Sound provider Incorporated Magi has been using DPA microphones for Tampa’s annual Gasparilla Pirate Fest, created over 100 years ago by real estate marketing people to lure people to Florida in the winter. Each year up to 500,000 people turn out for the event, which simulates a pirate invasion by boat and a parade.
Incorporated Magi provides sound for the Parade of the Pirates, which features mainstay groups performing at stages at street corner intersections to provide ever-changing entertainment as the crowds walk around the festival. Until 1953, live ammunition was shot in the air and a few people got hurt, so now blanks are shot, and that's where DPA comes in.

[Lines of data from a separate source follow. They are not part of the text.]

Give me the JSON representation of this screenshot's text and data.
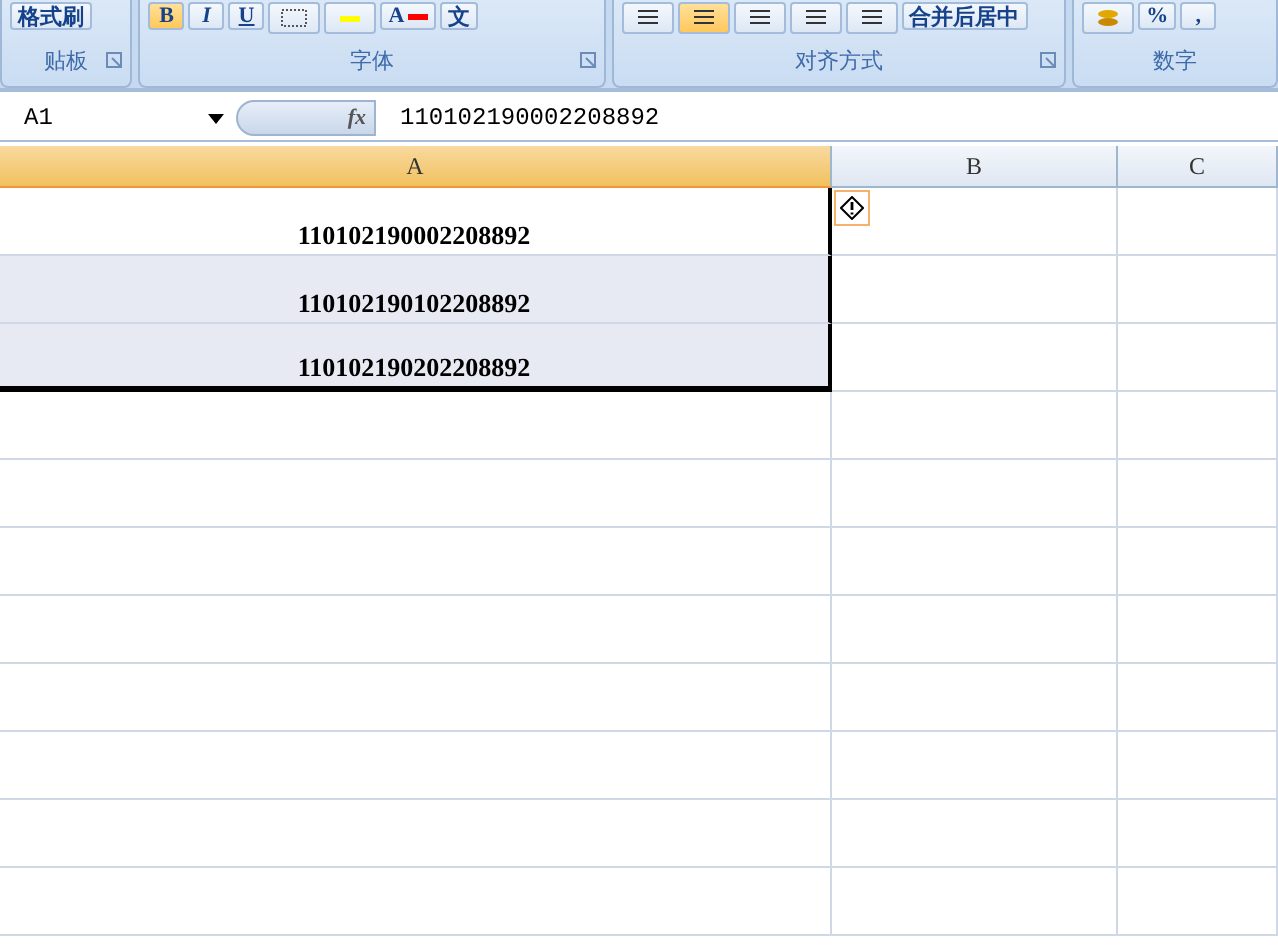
{
  "ribbon": {
    "groups": [
      {
        "label": "贴板",
        "buttons": [
          {
            "kind": "text",
            "label": "格式刷",
            "selected": false
          }
        ]
      },
      {
        "label": "字体",
        "buttons": [
          {
            "kind": "bold",
            "label": "B",
            "selected": true
          },
          {
            "kind": "italic",
            "label": "I",
            "selected": false
          },
          {
            "kind": "underline",
            "label": "U",
            "selected": false
          },
          {
            "kind": "border",
            "selected": false
          },
          {
            "kind": "fill",
            "color": "#ffff00",
            "selected": false
          },
          {
            "kind": "fontcolor",
            "label": "A",
            "color": "#ff0000",
            "selected": false
          },
          {
            "kind": "text",
            "label": "文",
            "selected": false
          }
        ]
      },
      {
        "label": "对齐方式",
        "buttons": [
          {
            "kind": "align",
            "selected": false
          },
          {
            "kind": "align",
            "selected": true
          },
          {
            "kind": "align",
            "selected": false
          },
          {
            "kind": "indent",
            "selected": false
          },
          {
            "kind": "indent",
            "selected": false
          },
          {
            "kind": "text",
            "label": "合并后居中",
            "selected": false
          }
        ]
      },
      {
        "label": "数字",
        "buttons": [
          {
            "kind": "currency",
            "selected": false
          },
          {
            "kind": "text",
            "label": "%",
            "selected": false
          },
          {
            "kind": "text",
            "label": ",",
            "selected": false
          }
        ]
      }
    ]
  },
  "formula_bar": {
    "name_box": "A1",
    "fx": "fx",
    "value": "110102190002208892"
  },
  "columns": [
    {
      "label": "A",
      "selected": true
    },
    {
      "label": "B",
      "selected": false
    },
    {
      "label": "C",
      "selected": false
    }
  ],
  "rows": [
    {
      "cells": [
        {
          "kind": "active",
          "text": "110102190002208892"
        },
        {
          "kind": "warning"
        },
        {
          "kind": "plain"
        }
      ]
    },
    {
      "cells": [
        {
          "kind": "selected",
          "text": "110102190102208892"
        },
        {
          "kind": "plain"
        },
        {
          "kind": "plain"
        }
      ]
    },
    {
      "cells": [
        {
          "kind": "selected",
          "text": "110102190202208892"
        },
        {
          "kind": "plain"
        },
        {
          "kind": "plain"
        }
      ]
    },
    {
      "cells": [
        {
          "kind": "plain"
        },
        {
          "kind": "plain"
        },
        {
          "kind": "plain"
        }
      ]
    },
    {
      "cells": [
        {
          "kind": "plain"
        },
        {
          "kind": "plain"
        },
        {
          "kind": "plain"
        }
      ]
    },
    {
      "cells": [
        {
          "kind": "plain"
        },
        {
          "kind": "plain"
        },
        {
          "kind": "plain"
        }
      ]
    },
    {
      "cells": [
        {
          "kind": "plain"
        },
        {
          "kind": "plain"
        },
        {
          "kind": "plain"
        }
      ]
    },
    {
      "cells": [
        {
          "kind": "plain"
        },
        {
          "kind": "plain"
        },
        {
          "kind": "plain"
        }
      ]
    },
    {
      "cells": [
        {
          "kind": "plain"
        },
        {
          "kind": "plain"
        },
        {
          "kind": "plain"
        }
      ]
    },
    {
      "cells": [
        {
          "kind": "plain"
        },
        {
          "kind": "plain"
        },
        {
          "kind": "plain"
        }
      ]
    },
    {
      "cells": [
        {
          "kind": "plain"
        },
        {
          "kind": "plain"
        },
        {
          "kind": "plain"
        }
      ]
    }
  ]
}
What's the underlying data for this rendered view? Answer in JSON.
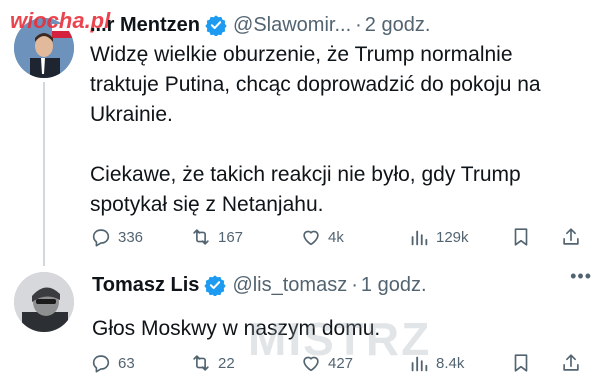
{
  "tweets": [
    {
      "name": "...r Mentzen",
      "handle": "@Slawomir...",
      "time": "2 godz.",
      "text_1": "Widzę wielkie oburzenie, że Trump normalnie traktuje Putina, chcąc doprowadzić do pokoju na Ukrainie.",
      "text_2": "Ciekawe, że takich reakcji nie było, gdy Trump spotykał się z Netanjahu.",
      "replies": "336",
      "reposts": "167",
      "likes": "4k",
      "views": "129k"
    },
    {
      "name": "Tomasz Lis",
      "handle": "@lis_tomasz",
      "time": "1 godz.",
      "text": "Głos Moskwy w naszym domu.",
      "replies": "63",
      "reposts": "22",
      "likes": "427",
      "views": "8.4k"
    }
  ],
  "watermarks": {
    "site": "wiocha.pl",
    "brand": "MISTRZ"
  },
  "colors": {
    "verified": "#1d9bf0",
    "muted": "#536471",
    "text": "#0f1419",
    "watermark": "#e8303c"
  }
}
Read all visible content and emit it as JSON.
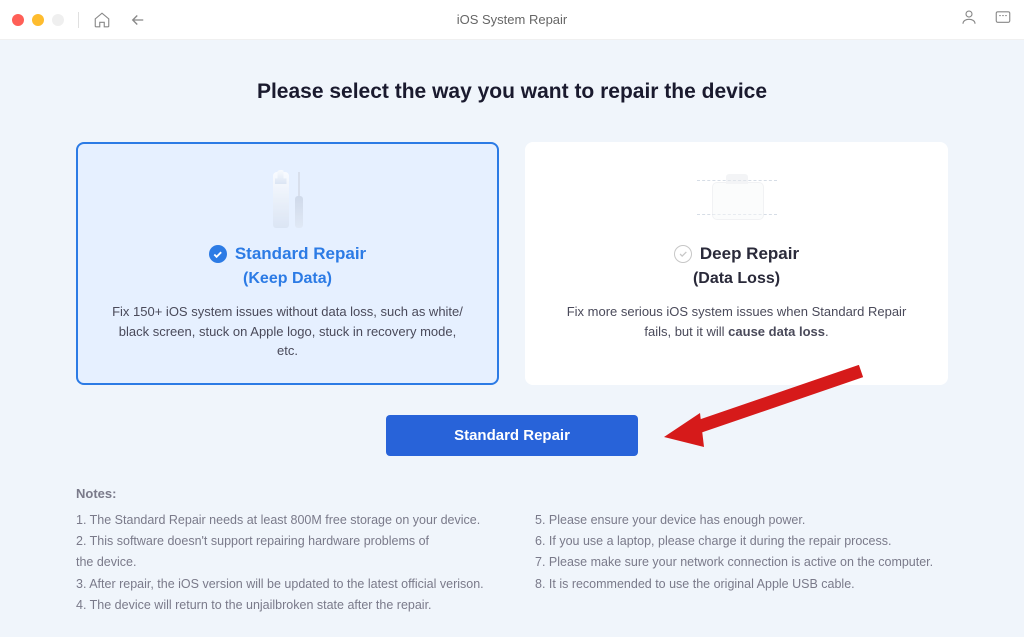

“All the DPA elements can handle over 140 dB SPL so we use
4088 cardioid headbands as our announce mics and sound effect mics,” says Incorporated Magi’s Gary Baldassari. “This year we put the
4099 mic with a saxophone mount right on a camera lens shade and captured not only a great camera perspective, but extreme clarity also. We used a
4090 omni condenser in a Sony PBR 300 parabolic reflector and that was good, plus
4011 cardioids and
4017 shotguns as spot mics. We visually throw up and down the street so I need to create a preset of a group of mics in each shooting location, with others for when the bands stopped to play.

“There was extreme background noise: gun shots, cannon shots and thousands of children squealing. Even with all this very loud background sound of screaming people, gun shots, cannon fire and the like, there was no distortion to deal with due to the fact that the DPAs can handle such high SPL. They made that part of the job a breeze.”
WFLA Tampa Channel 8 – which has aired the event for more than 30 years – broadcast three hours of the parade, with a further hour streamed over the internet. As well as being a great day out, the Gasparilla Pirate Fest raises money for a variety of social programs including children's hospitals and homeless shelters.